Spatial model predictions for Laridae and Sulidae distribution revealed a strong seabed depth signature (Figure 5a, b, d, and e), while Procellariidae distribution was more uniform with higher abundance levels near land and towards the northwest of the Archipelago (Figure 5c and f). Laridae abundance was pronounced over shallow seabeds (< 1000 m) in proximity to islands and atolls (Figure 5a, d). Sulidae abundance was more pronounced in pelagic and deeper areas (Figure 5b, e), and in areas with intermediate slope (c. 15º, Figure 5b). Both Laridae and Sulidae distribution was pronounced along the Lakshadweep-Maldives-Chagos ridge. Model prediction uncertainty was spatially and family specific (Appendix S2).

3.2.3 Response to rat presence

Rat-free BRT models explained more deviance (Sulidae ≈ 71%, Laridae ≈ 37%, and Procellariidae ≈ 20%) than rat-infested models (Sulidae ≈ 59%, Laridae ≈ 31%, and Procellariidae ≈ 12%). Distance to a rat-free or rat-infested island was important for Laridae and Sulidae (39.3 - 48.5%, 32.5 – 36.1% respectively) compared with the Procellariidae (0- 14.6 %). Deviance explained by Distance to a rat-free island was consistently higher than that by Distance to rat-infested island (Laridae ≈ 48%, Sulidae ≈ 36%, and Procellariidae ≈ 15%). Conversely, deviance explained by the area of the nearest island was higher in the rat-infested models (Laridae ≈ 8%, Sulidae ≈ 11%, and Procellariidae ≈ 5%; Figure 6a – 6g).
All seabird families were sensitive to the proximity to rat-free islands, as revealed by broken stick regressions (Figure 6g – 6i). Breaking points (BP) indicated the threshold to which the nearest island, whether infested or not, influenced the distribution of seabirds. Thresholds BP in the effect of islands were apparent for all families. The BP for Laridae was at 47.5 km for rat-free islands [CI 44.8, 50.2] and at 63.6 km for rat-infested islands [CI 59.1, 67.9]. The BP for Sulidae was at 16.51 km [CI 11.9, 21.1] for rat-free islands and 60.54 km for rat-infested islands [CI 54.0, 67.3]. No effect of rat presence on nearby islands was detected for the Procellaridae family, as the BP showed no significant difference in the CI between rat-free island (BP 82.9 km [CI 82.9, 96.4]) and rat-infested islands (BP 73.5 km [CI 68.6, 78.4]). Threshold breaking points are reported in Appendix S3 (Table S3).
The presence of rats on nearby islands reduced the abundance of all seabird families (Figure 7a – 7f).

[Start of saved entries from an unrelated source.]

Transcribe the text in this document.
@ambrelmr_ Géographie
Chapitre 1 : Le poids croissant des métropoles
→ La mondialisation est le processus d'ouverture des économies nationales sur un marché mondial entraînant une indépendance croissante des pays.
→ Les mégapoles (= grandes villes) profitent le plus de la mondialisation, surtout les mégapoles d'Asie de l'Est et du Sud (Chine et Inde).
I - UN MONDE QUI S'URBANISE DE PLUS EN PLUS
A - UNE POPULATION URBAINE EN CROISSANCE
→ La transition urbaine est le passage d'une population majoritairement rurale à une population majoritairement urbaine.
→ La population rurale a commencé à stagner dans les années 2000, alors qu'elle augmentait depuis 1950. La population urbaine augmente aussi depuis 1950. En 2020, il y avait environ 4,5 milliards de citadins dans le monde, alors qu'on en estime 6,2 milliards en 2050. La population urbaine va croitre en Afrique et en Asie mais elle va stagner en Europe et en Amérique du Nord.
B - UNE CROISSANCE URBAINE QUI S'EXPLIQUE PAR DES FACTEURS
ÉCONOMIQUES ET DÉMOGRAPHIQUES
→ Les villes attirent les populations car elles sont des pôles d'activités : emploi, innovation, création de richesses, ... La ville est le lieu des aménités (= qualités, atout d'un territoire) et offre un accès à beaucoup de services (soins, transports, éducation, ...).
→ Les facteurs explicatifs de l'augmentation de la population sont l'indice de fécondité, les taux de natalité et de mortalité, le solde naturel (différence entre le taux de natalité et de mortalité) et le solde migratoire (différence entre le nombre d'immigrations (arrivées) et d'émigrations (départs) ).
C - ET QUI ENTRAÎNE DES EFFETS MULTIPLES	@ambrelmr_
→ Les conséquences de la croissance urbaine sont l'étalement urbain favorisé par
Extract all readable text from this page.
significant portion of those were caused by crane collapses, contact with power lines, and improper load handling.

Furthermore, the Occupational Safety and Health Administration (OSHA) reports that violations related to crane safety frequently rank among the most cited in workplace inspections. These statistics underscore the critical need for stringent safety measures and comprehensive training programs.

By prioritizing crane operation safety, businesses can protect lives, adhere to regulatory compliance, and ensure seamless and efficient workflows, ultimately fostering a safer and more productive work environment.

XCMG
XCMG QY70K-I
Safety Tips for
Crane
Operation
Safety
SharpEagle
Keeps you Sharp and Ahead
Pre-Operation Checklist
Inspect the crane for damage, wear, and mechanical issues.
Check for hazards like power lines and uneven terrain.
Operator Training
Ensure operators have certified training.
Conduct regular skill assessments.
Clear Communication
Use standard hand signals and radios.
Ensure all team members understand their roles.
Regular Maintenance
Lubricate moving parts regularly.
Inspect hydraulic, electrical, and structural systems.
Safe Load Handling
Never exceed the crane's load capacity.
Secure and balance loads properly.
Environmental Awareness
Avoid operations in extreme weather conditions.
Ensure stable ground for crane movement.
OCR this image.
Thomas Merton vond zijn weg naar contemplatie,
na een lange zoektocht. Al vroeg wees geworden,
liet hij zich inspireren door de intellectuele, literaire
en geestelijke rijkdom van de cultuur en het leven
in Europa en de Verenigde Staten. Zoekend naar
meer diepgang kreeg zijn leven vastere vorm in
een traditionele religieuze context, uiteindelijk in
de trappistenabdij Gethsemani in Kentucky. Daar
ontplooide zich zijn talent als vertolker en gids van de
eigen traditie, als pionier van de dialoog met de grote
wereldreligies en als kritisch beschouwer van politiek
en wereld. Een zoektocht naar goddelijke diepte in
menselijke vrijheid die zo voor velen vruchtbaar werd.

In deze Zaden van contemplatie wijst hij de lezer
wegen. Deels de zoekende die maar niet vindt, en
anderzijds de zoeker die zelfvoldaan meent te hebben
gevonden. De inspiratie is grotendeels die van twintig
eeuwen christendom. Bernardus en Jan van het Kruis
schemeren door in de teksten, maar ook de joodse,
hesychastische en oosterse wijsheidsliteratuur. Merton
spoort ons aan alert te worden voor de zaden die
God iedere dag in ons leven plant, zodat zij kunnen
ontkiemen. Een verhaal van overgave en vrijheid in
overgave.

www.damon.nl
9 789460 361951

This pattern was more pronounced for Laridae (Figure 7b and 7e). Following rat eradication all seabird families increased in abundance (Figure 7). The gain was most pronounced near larger islands (Figure 7g – 7l). This was particularly pronounced for Laridae (Figure 7 k). Gains for Procellariidae were minor and uniformly distributed (Figure 7l).